In the meantime, Chinalco, the state-owned metals and mining company, is embroiled in a legal battle with Rio Tinto, the British mining giant, over the much-prized Simandou concession in the southwest.

China appears to be prepared to go to great lengths to secure the concession to increase the global supply of iron ore to throttle the power of Australian and Brazilian iron-ore companies to dictate prices.

In October 2009, the Hong Kong-registered China International Fund signed a $7 billion deal with Guinea's repressive military regime, which killed 157 protesters in the streets of Conakry a month earlier, for access to the country's bauxite and other minerals.

This has thrown an economic lifeline to a regime many consider to be rogue. This willingness to do business with such unsavory regimes lies at the heart of Beijing's success over the last few years in securing energy and raw material supplies across Africa.

In return, it promises huge infrastructure investments in countries that are badly run and usually impoverished through rampant corruption. Estimates of Chinese investment in Africa range as high $50 billion since 2001.
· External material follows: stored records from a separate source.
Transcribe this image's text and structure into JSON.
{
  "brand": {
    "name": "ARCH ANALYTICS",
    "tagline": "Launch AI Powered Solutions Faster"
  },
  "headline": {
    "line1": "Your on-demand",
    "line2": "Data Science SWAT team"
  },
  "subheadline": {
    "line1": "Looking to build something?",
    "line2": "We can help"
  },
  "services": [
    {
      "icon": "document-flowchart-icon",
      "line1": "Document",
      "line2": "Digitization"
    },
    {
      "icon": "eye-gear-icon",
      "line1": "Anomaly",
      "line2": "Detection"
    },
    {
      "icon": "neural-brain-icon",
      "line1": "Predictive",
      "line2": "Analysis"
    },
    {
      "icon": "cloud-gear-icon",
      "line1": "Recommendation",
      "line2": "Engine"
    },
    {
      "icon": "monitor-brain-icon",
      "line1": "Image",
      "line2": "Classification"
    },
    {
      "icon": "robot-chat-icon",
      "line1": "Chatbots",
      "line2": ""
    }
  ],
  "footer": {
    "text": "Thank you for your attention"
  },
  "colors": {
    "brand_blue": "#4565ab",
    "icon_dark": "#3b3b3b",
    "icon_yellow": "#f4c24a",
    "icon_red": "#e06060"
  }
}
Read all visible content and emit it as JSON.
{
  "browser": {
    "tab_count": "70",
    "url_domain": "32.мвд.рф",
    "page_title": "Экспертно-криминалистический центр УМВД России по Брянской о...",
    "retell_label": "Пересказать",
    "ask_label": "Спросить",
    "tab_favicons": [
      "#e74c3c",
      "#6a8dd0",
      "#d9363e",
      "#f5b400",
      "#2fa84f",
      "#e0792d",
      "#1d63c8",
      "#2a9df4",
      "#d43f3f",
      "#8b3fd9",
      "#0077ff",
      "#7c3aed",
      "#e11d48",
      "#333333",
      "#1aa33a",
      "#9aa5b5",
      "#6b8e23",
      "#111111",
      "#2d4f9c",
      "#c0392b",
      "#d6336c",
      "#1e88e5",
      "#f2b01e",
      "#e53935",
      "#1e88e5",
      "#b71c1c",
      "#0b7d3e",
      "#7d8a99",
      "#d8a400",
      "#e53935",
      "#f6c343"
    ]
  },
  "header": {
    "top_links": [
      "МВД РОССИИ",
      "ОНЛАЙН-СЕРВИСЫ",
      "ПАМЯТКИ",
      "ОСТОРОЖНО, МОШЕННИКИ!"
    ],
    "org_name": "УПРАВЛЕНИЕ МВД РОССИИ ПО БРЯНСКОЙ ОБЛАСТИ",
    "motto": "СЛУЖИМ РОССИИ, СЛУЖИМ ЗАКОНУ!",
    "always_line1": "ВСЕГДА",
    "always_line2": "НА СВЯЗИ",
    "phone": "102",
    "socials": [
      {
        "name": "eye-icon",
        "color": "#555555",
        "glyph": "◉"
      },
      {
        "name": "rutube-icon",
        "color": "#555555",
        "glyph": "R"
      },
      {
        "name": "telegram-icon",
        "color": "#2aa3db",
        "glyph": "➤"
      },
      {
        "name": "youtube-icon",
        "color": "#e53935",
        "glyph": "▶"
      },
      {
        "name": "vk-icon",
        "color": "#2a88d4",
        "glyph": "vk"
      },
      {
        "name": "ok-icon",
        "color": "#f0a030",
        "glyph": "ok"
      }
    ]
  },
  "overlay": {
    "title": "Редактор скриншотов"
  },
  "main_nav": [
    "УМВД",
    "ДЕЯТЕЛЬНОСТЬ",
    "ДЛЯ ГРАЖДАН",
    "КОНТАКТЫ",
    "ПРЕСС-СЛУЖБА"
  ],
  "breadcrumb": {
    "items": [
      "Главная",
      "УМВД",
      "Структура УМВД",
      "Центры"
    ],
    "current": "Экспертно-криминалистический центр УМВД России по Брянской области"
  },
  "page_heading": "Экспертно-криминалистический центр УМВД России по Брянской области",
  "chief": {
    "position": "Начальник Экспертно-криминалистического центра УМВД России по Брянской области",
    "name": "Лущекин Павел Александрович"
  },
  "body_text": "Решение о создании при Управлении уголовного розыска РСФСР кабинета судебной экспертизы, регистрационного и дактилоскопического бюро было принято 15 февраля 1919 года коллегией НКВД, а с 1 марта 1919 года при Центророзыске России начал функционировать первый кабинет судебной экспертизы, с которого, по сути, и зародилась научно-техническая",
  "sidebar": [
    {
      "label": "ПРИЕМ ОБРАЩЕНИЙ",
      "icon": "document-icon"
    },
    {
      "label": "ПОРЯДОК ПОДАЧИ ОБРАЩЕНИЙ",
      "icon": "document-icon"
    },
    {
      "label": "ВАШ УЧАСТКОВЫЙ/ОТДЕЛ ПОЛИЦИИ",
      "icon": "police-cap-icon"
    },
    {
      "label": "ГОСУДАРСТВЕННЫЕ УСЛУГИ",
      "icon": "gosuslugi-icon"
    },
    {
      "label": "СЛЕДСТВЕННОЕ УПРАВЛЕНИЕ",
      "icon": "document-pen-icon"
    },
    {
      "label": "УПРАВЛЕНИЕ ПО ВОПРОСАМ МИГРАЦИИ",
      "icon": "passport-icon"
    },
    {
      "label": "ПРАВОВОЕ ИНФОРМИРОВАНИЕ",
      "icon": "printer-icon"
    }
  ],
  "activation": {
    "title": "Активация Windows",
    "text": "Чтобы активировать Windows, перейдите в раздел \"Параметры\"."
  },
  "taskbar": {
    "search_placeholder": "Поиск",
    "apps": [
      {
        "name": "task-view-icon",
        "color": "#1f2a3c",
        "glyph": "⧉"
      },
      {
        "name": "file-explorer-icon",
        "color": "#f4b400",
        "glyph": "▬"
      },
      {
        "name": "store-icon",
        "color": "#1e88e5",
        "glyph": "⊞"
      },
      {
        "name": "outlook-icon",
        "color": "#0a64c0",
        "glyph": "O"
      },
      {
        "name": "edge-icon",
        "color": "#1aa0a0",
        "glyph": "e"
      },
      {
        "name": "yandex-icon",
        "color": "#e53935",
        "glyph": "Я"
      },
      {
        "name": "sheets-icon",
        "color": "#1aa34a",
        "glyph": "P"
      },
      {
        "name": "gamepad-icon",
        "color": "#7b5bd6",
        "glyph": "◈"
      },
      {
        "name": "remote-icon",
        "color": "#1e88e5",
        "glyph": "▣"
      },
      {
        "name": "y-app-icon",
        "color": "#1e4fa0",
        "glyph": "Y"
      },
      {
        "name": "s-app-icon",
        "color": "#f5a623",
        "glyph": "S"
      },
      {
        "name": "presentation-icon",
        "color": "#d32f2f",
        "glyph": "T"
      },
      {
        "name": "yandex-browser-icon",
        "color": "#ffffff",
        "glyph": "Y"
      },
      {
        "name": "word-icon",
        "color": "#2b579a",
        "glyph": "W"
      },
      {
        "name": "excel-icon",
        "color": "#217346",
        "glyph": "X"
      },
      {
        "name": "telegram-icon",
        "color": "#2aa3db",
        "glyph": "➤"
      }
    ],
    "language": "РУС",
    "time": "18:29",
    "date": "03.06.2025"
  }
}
This has drawn mounting criticism from human rights organizations that China's dealings with Africa's dictators impedes the progress of social and political development in a continent wracked by war and civil strife and prevents good governance.

The Chinese have taken advantage of the economic upheaval in the industrialized West because of the global financial meltdown. The footholds it is establishing open potentially lucrative consumer markets for China down the road. Africa also offers Beijing important diplomatic backing on global issues.

CIF is a private company and its real ownership isn't clear. There is considerable speculation that it is ultimately run and funded by the Beijing government.

This company has been particularly active in the investment field. In Angola, Africa's leading oil producer, it has secured access to an important supply of energy from an undemocratic regime.

In return, CIF has brokered huge infrastructure projects that include 215,000 housing units, restoring 1,000 miles of highway and 1,665 miles of railroad, plus the construction of a new international airport in Luanda, the capital of the former Portuguese colony.

In troubled Niger, the Chinese have managed to oust the French, the former colonial rulers, for access to the West African country's vast uranium deposits.

In oil-rich Algeria, some 50 Chinese companies, most of them state-owned, have been awarded government construction contracts worth some $50 billion.

The Americans and Europeans have been the big importers of Algerian oil and gas for years, but China is muscling in -- while taking home a big slice of Algeria's petrodollars.

China's trade with Africa has soared 10 times since 2001, hitting $1 billion in 2008.

In Kenya, China is offering to fund a big piece of a $4 billion project to develop a port at Lamu on the Indian Ocean together with and oil pipeline and road and rail links that would connect it to southern Sudan and land-locked Ethiopia.

China has extensive oil interests in southern Sudan, which is expected to vote for secession from the Arab-dominated north in a 2011 referendum that is already threatening to re-ignite the country's ruinous civil war.

The Khartoum regime isn't likely to allow the oil-rich south to secede without a fight. The south's oil currently is piped to the north but a new export route through Kenya would give the south the basis for a viable economy.